Joel Bamford, executive director for mergers at the UK Competition and Markets Authority echoed that position: “There are elements related to industrial strategy, related to resilience, related to security of supply, which are outside the competition framework. It is best for those who are governing to make those decisions,” he said.
State of Play chased Ribera on the sidelines of the same conference and asked whether concerns about resilience are heightened when the buyer of a resource is Chinese. Her reply? The EC “is not against any country or jurisdiction”.
“An increasing point of concern, interest and attention,” she added, “is how we understand economic security, how we can prevent being locked in a system where we change dependencies from one side to another side, [or] from one material to another material or service.”
“We need to update the way we relate in a very open economy that operates in global markets”, Ribera said.
That sounds more like a conversation under the foreign subsidies regulation (FSR), about not letting subsidised foreign companies out-compete EU companies held to a higher bar.
In fact, rather than trying to shoehorn a ‘security of supply’ concern into a merger review, perhaps the Commission should look at whether there are other tools that are more appropriate.
The FSR doesn’t seem to have been an option for the Commission in MMG’s case. No FSR notification is required because MMG funded the acquisition through its own resources, not subsidies, said the source close to the company.

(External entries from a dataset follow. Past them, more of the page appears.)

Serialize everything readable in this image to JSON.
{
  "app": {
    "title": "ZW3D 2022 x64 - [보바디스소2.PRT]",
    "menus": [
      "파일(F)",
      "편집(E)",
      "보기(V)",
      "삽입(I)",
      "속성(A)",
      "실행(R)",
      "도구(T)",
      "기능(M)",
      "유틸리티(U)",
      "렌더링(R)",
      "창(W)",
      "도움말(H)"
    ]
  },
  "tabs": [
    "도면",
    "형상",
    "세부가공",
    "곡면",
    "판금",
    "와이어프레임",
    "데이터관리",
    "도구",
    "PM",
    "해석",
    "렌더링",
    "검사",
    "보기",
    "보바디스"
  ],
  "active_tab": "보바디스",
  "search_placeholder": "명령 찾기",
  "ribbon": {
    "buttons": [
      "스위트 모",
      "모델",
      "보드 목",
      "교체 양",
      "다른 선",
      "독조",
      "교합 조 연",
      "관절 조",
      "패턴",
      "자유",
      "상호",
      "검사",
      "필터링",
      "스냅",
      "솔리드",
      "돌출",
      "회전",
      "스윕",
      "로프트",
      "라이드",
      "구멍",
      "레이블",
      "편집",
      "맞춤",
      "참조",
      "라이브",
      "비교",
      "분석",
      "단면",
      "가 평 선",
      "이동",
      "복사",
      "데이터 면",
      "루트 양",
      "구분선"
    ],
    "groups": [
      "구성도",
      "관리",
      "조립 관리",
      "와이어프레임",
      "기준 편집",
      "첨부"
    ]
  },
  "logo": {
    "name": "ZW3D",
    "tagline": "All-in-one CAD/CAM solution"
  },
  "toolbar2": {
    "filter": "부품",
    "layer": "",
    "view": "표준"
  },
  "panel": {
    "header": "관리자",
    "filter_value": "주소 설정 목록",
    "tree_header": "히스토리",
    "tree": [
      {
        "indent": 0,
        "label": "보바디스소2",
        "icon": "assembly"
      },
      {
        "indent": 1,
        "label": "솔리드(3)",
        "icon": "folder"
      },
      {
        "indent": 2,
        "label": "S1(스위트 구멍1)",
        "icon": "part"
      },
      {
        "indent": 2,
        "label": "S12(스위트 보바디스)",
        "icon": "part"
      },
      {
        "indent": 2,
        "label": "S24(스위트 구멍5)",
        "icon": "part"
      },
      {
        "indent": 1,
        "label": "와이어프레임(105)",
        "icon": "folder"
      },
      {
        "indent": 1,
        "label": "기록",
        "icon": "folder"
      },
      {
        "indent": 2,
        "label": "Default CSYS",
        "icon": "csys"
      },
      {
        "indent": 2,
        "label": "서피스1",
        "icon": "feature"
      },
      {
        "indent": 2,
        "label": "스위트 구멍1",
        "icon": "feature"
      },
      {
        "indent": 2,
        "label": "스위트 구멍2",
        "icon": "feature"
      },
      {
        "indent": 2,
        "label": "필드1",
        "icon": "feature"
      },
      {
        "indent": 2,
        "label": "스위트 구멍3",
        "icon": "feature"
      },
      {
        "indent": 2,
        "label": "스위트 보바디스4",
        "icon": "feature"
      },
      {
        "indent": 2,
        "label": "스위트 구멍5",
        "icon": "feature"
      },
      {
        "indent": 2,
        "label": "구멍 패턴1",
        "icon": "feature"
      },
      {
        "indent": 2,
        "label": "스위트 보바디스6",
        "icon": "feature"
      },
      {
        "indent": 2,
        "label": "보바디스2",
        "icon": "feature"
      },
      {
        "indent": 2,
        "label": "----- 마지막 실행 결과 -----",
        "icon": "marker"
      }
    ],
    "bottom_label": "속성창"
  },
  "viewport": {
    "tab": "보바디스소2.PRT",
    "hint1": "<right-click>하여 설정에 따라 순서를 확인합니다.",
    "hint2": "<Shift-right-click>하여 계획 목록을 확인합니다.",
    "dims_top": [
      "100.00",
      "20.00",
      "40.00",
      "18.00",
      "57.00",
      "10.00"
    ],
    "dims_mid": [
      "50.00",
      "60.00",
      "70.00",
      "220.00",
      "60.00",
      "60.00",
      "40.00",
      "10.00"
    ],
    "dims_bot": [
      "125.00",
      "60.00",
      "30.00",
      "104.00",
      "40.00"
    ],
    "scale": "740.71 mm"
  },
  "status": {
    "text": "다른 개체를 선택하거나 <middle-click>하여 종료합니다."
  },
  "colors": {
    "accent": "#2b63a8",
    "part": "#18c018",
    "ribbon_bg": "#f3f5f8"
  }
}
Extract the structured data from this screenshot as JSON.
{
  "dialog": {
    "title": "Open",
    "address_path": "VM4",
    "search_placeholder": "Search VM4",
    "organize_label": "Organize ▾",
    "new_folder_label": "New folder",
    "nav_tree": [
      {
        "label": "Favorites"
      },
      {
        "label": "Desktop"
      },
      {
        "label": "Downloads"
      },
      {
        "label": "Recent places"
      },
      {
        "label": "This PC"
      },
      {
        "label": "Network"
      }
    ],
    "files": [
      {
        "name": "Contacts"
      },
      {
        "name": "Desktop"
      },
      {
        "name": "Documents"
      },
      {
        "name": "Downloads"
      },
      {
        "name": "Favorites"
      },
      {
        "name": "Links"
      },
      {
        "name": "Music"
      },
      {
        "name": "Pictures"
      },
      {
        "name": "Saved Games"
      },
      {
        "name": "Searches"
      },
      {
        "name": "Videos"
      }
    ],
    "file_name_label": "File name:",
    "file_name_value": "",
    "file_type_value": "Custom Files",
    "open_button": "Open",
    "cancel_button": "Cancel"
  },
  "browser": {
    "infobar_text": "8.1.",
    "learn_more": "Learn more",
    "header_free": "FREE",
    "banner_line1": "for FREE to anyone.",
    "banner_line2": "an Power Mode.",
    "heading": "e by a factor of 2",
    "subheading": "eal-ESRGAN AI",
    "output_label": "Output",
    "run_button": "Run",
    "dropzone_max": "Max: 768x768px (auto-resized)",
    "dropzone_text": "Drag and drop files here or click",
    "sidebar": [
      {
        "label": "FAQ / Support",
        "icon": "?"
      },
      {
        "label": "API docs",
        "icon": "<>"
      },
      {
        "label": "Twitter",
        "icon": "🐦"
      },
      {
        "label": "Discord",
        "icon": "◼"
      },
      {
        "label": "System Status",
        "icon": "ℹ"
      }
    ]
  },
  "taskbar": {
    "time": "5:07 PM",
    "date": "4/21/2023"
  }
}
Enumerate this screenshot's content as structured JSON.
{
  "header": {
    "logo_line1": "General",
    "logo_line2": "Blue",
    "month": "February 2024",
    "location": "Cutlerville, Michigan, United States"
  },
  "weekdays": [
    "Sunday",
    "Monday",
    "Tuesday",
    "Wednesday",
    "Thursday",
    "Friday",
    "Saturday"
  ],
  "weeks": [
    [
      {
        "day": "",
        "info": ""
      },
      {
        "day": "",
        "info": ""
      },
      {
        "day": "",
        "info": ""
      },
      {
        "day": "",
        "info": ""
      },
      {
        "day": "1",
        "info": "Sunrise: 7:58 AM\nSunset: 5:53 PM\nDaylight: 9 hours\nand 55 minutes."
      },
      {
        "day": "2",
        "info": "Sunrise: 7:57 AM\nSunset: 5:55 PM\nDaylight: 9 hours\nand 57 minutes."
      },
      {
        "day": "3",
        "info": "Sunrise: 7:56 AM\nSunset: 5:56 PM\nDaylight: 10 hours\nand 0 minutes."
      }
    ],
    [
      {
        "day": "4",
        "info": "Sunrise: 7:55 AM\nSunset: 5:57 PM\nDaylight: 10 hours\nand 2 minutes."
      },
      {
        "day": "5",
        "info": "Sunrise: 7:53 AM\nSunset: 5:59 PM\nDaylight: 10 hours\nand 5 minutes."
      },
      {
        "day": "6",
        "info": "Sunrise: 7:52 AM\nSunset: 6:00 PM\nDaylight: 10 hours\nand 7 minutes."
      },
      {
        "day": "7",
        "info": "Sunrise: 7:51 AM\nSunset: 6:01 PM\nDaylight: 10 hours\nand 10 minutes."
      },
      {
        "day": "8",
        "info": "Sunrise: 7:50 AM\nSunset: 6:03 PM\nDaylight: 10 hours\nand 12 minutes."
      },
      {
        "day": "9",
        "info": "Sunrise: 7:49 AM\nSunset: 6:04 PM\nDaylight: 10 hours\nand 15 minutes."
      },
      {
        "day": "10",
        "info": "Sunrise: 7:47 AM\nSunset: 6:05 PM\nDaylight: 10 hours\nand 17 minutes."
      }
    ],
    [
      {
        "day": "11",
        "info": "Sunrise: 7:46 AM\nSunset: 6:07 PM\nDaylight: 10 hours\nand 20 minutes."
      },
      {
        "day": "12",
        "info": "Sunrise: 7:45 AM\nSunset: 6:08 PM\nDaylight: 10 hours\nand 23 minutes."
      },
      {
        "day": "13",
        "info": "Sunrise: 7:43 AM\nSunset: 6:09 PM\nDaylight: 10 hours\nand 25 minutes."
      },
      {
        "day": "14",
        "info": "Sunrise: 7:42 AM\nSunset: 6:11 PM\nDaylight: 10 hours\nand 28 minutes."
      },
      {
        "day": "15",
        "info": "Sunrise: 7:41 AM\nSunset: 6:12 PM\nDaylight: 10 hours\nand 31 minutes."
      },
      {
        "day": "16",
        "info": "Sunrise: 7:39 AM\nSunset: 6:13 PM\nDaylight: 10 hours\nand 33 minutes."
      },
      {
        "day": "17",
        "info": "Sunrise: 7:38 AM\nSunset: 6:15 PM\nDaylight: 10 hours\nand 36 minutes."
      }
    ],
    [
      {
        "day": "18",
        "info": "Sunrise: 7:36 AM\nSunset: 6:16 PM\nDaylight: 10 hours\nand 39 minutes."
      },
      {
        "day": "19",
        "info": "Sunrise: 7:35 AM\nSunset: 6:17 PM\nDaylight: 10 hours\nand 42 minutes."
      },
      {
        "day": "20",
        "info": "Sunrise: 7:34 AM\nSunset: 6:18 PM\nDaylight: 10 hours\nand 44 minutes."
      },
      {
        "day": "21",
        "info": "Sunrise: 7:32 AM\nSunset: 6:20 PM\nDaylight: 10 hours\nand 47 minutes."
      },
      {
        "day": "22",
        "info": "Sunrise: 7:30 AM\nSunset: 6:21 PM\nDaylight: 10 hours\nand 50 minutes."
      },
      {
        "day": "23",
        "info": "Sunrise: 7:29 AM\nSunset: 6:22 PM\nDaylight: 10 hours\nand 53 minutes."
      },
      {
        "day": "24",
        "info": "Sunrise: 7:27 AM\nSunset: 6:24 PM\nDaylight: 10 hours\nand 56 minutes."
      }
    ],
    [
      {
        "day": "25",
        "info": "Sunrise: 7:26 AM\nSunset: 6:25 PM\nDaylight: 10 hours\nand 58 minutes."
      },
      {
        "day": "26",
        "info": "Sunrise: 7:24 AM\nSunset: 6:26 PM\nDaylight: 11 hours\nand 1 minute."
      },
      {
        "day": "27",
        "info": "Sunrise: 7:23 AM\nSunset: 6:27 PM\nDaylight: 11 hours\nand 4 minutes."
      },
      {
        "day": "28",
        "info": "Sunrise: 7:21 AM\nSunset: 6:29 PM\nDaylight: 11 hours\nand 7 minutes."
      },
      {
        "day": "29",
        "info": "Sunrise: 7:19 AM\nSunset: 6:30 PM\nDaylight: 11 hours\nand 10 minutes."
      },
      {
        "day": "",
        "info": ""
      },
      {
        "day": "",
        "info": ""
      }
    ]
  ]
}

Foreign direct investment (FDI) rules? In 2024, the Italian FDI authority asserted jurisdiction over acquisitions of non-Italian defence companies with no permanent presence in Italy on the grounds that they were selling directly to Italian defence contractors (thanks, Jones Day).
Alas, the EU doesn’t have FDI powers of its own. EC’s head of mergers, Guillaume Loriot, brought this up at the CRA conference where he noted that contrary to the FDI regulations in the US (CFIUS), in Europe FDI isn’t handled at the EU level, but rather at the national level.
Meanwhile, dealmakers are working hard to convince the EC, through numerous workshops and contributions to the public consultation, to have “resilience” feature prominently in the merger guidelines that the agency is currently revising, hoping this would ease merger clearances.
Be careful what you wish for, MMG might say. As Loriot warned last week, resilience can “cut both ways”.
by Natalie McNelis
State of Play is a weekly column that offers commentary from our editorial team on the main deals undergoing regulatory reviews. The opinions expressed here are those of the writers only.